Volume > Issue > Can Economic Justice Be Achieved Without Law?

Can Economic Justice Be Achieved Without Law?

FALLEN MAN & FALLEN MONEY-MAKING

By Thomas Storck | October 2000
Thomas Storck is a Contributing Editor of the NOR and author most recently of Christendom and the West: Essays on Culture, Society and History.

The radical difference between the type of life fostered by the Catholic Church and the type of life fostered by the modern world is becoming increasingly clear. In the 1950s it might have seemed that the general culture and the culture of the Faith did not differ in too many respects, but the incongruity between Catholic life and modern secular life is apparent now, both in questions of individual morality and conduct and in the life of society as a whole.

In this essay I want to take a look at a moral issue affecting all of society and every individual: the question of economic activity. Economics has long been a subject of Christian concern. Popes, saints, theologians, and philosophers have given considerable attention to the relation of economics — and its moral dimensions — to the Faith, understanding that economic activity affects other vital matters, above all family life: Can fathers earn enough to support their families without requiring mothers to enter the paid workforce? Will the cost and availability of housing encourage couples to practice artificial birth control?
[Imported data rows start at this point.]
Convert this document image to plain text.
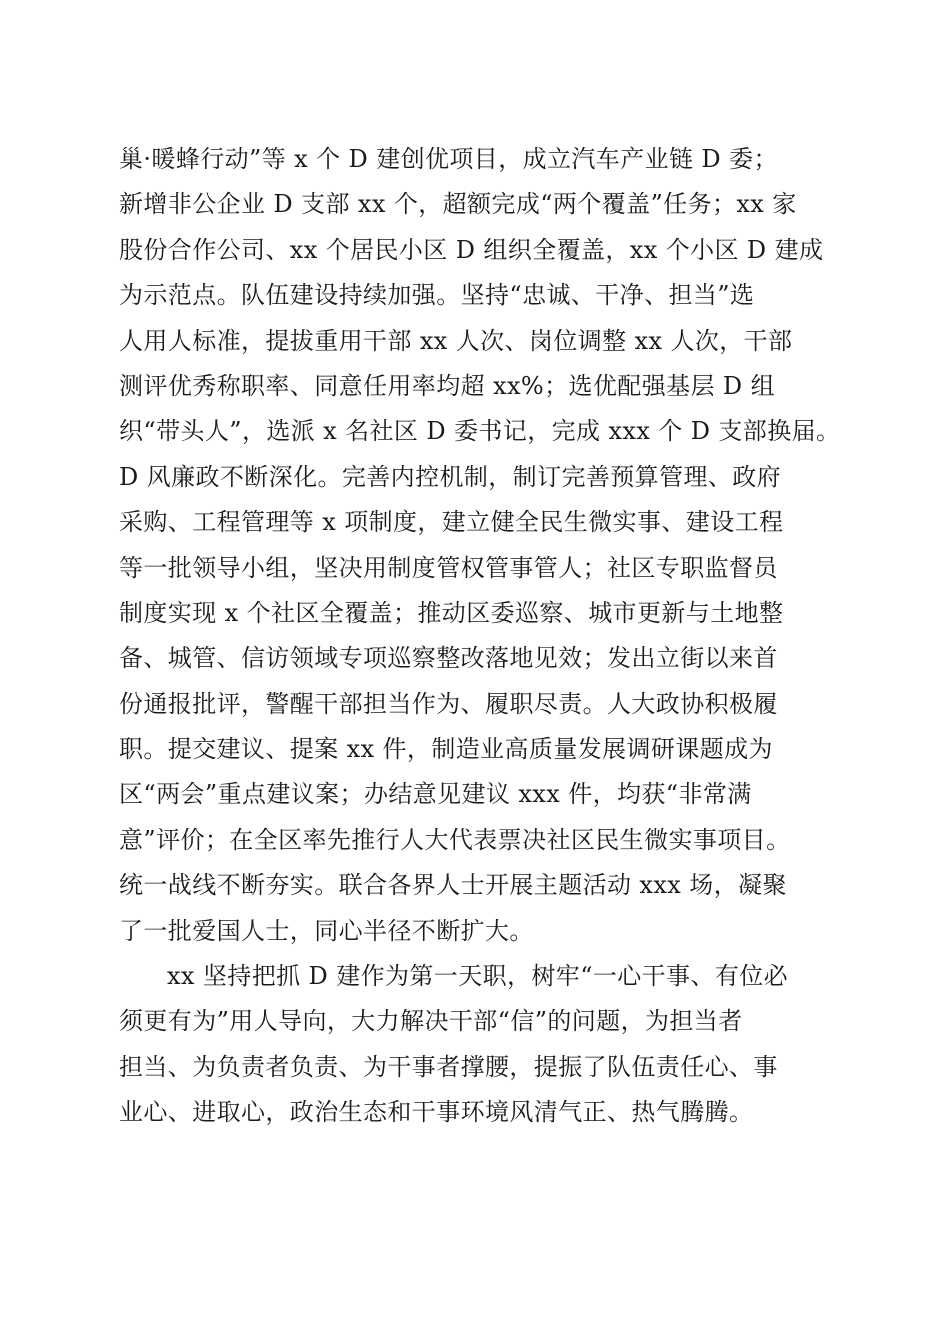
巢·暖蜂行动”等 x 个 D 建创优项目，成立汽车产业链 D 委；
新增非公企业 D 支部 xx 个，超额完成“两个覆盖”任务；xx 家
股份合作公司、xx 个居民小区 D 组织全覆盖，xx 个小区 D 建成
为示范点。队伍建设持续加强。坚持“忠诚、干净、担当”选
人用人标准，提拔重用干部 xx 人次、岗位调整 xx 人次，干部
测评优秀称职率、同意任用率均超 xx%；选优配强基层 D 组
织“带头人”，选派 x 名社区 D 委书记，完成 xxx 个 D 支部换届。
D 风廉政不断深化。完善内控机制，制订完善预算管理、政府
采购、工程管理等 x 项制度，建立健全民生微实事、建设工程
等一批领导小组，坚决用制度管权管事管人；社区专职监督员
制度实现 x 个社区全覆盖；推动区委巡察、城市更新与土地整
备、城管、信访领域专项巡察整改落地见效；发出立街以来首
份通报批评，警醒干部担当作为、履职尽责。人大政协积极履
职。提交建议、提案 xx 件，制造业高质量发展调研课题成为
区“两会”重点建议案；办结意见建议 xxx 件，均获“非常满
意”评价；在全区率先推行人大代表票决社区民生微实事项目。
统一战线不断夯实。联合各界人士开展主题活动 xxx 场，凝聚
了一批爱国人士，同心半径不断扩大。
xx 坚持把抓 D 建作为第一天职，树牢“一心干事、有位必
须更有为”用人导向，大力解决干部“信”的问题，为担当者
担当、为负责者负责、为干事者撑腰，提振了队伍责任心、事
业心、进取心，政治生态和干事环境风清气正、热气腾腾。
In economics as in other areas, the Church has to contend with more than one error at a time, for truth is one but error is many. Socialism, for example, has been condemned, and the definitive judgment of Pius XI in 1931 that “No one can be at the same time a sincere Catholic and a true socialist” (Quadragesimo Anno, no. 120) still holds. But here I want to take up another error about economics equally incompatible with Catholicism. This error is succinctly put in the following sentence: “The way to have people make better choices is not to coerce their economic decision-making, but to inform their personal morality.” The writer is Fr. Robert Sirico, president of the Acton Institute, a libertarian think tank in Grand Rapids, Michigan. Let us take a look at the background to this statement, as Fr. Sirico has developed it in his publication, Acton Notes, to understand what it means and why it is wrong.

Fr. Sirico begins his discussion by speaking of economics and its relation to the concept of scarcity. He writes, “Simply put, economics is the study of human action with regard to scarcity,” adding that “Scarcity is one of the inescapable facts of life.” Nor is it unusual to link the notion of scarcity closely with the definition of economics. Standard economics texts do the same. But Fr. Sirico means, as do nearly all economists, not actual scarceness of resources (lack of food or clothing or building materiabpin the world. Rather they are talking about a kind of disproportion. Fr. Sirico says that man’s “wants and desires are always greater than the resources available to meet them; people are forced…to rank their alternatives and choose from those available options.” Scarce resources, he adds, can include not only a lack of money or goods but even a lack of time in which to do everything one might want to do.